- Born: July 18, 1991 (age 34)
- Occupation: writer

= Geovani Martins =

Geovani Martins (born July 18, 1991 in Rio de Janeiro) is a Brazilian writer.

== Biography ==
Geovani Martins was born July 18, 1991 in Bangu, in the West Zone of Rio de Janeiro. He only studied up to the eighth grade, then worked as a sign man and cafeteria attendant, among other low paying jobs. Martins lived in the favelas of Rocinha and Barreira do Vasco before moving to Vidigal. He participated in the workshops of the Festa Literária das Periferias (Flup) in 2013 and 2015. In 2015, Martins presented at FLIP, the magazine Setor (contracted with Companhia das Letras) to launch his first book, O Sol na Cabeça.
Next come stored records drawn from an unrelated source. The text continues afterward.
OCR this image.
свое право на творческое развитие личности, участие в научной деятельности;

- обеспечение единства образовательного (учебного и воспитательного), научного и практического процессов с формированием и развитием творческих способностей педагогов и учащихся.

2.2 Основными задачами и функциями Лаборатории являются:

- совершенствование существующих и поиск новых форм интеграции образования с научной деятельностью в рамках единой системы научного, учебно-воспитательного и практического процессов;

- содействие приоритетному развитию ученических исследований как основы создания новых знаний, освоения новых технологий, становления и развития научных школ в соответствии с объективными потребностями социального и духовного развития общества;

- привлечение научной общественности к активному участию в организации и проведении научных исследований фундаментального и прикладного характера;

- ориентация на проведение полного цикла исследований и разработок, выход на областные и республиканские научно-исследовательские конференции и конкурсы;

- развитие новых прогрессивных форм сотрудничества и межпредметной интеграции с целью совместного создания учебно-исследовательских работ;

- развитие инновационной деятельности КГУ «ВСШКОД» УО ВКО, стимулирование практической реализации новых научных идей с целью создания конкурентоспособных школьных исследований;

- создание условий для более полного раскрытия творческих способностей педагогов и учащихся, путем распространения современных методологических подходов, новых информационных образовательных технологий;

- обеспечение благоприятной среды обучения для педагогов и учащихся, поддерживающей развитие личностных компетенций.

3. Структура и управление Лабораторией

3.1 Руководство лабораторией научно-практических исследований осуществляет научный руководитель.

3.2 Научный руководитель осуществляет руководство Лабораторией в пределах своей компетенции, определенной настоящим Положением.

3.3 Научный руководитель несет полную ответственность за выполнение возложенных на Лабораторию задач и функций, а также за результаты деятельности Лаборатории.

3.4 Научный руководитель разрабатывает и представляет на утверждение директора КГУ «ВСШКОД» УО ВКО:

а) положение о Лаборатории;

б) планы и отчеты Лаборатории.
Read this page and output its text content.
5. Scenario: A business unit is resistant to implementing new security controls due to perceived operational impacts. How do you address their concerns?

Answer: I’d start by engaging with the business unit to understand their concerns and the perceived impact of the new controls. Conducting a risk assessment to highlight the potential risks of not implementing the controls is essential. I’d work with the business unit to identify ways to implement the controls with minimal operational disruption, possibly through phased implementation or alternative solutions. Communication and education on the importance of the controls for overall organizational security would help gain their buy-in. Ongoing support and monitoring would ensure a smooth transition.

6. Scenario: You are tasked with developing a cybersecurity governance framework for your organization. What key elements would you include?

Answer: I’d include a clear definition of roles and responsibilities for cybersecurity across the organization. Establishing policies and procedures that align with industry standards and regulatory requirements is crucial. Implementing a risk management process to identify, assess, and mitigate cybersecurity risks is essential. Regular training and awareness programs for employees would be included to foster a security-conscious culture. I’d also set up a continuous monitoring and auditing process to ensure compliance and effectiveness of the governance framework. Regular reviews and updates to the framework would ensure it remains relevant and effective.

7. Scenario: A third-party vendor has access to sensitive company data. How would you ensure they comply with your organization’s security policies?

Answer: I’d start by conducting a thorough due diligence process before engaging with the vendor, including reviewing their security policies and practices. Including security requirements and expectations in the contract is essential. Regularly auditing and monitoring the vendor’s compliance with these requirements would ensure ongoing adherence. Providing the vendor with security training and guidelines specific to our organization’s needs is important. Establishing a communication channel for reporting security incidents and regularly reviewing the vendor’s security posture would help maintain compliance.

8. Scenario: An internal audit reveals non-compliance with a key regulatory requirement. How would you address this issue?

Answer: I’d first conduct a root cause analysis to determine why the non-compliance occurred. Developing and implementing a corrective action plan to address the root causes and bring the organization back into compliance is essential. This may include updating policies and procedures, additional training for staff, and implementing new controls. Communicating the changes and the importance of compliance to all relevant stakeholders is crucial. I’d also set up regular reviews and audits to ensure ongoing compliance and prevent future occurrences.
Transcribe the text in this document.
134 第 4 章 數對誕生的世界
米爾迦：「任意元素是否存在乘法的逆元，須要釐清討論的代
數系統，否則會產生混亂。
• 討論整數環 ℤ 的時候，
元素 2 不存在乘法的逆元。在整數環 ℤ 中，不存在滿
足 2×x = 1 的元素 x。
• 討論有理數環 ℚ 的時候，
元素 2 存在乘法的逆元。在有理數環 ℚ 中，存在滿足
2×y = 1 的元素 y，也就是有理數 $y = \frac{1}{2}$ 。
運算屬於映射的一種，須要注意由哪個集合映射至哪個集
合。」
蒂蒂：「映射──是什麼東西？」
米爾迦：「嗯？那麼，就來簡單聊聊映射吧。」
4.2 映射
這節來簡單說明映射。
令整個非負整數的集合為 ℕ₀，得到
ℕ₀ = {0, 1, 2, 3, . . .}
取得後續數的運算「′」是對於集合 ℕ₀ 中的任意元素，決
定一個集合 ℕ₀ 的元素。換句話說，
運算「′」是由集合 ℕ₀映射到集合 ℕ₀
Even before publication, the collection of short stories was sold to publishers in nine countries, including Farrar, Straus & Giroux (USA), Faber & Faber (United Kingdom), Suhrkamp (Germany) and Mondadori (Italy), and has been published in 10 different languages. The film adaptation rights were also negotiated, with filmmaker Karim Aïnouz heading the project.

== Works ==
Much of his writing is focused on the lives of young men living in the favelas of Rio de Janeiro, and to a certain extent his own life experiences. His works include a book of short stories titled O Sol na Cabeça (2018) and the novel Via Ápia (2022).